We also preliminarily concluded that an office in the White House
wouldnt suffice to bring those pieces together, make them
work together. The third part that leads you to the logic of a coordinated
agency is that everyones job changed on September the 11th,
2001. That is to say, those people who up to that point had been
collecting custom duties and escorting ships in and out of harbor
and preventing illegal aliens from coming in on our southern border
suddenly had a more imminent job and that was to protect America
against terrorists attacks. And that is the single unifying element
of all the twenty some pieces that the President has proposed to
be part of this new agency, and that is the logic, I think, of this
new department. Second, the proposal of both the President and Congressional
leaders for a new agency has been criticized because it didnt
solve the intelligence dilemma if you will, or the shift from a
cold war intelligence capability to a post-cold war 21st century
capability, and as Ash Carter said very well, I think, much needs
to be done in that area.
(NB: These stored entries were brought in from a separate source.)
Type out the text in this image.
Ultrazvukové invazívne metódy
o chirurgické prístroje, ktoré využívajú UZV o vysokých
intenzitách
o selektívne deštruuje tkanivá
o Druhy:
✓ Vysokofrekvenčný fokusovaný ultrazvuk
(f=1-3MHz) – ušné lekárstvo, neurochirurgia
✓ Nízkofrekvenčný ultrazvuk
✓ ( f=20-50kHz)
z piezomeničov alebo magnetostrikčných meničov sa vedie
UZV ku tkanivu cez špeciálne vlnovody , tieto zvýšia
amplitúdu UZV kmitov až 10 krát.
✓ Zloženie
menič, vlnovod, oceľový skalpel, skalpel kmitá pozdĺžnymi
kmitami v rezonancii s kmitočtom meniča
But that is a separate proposition from
collecting all of those disparate pieces for prevention and protection
under a single command authority with accountability to the President,
Congress and the American people. This new agency doesnt solve
the AIDs dilemma, it doesnt clean up dirty air, it doesnt
do a lot of things, it certainly doesnt solve the problem
of intelligence reform and reorganization. But that is not an argument
for not going forward with this new agency. The third point Id
make is the nature of conflict in the 21st century is changing.
Weve had nations state wars for 300 to 400 years and we are
accustomed to conflicts in which people put on uniforms, meet each
other in the field and one side wins and the other side loses. That,
in the second half of the 20th century conflict, particularly given
the role of warfare, began to change and that mutated into terrorism.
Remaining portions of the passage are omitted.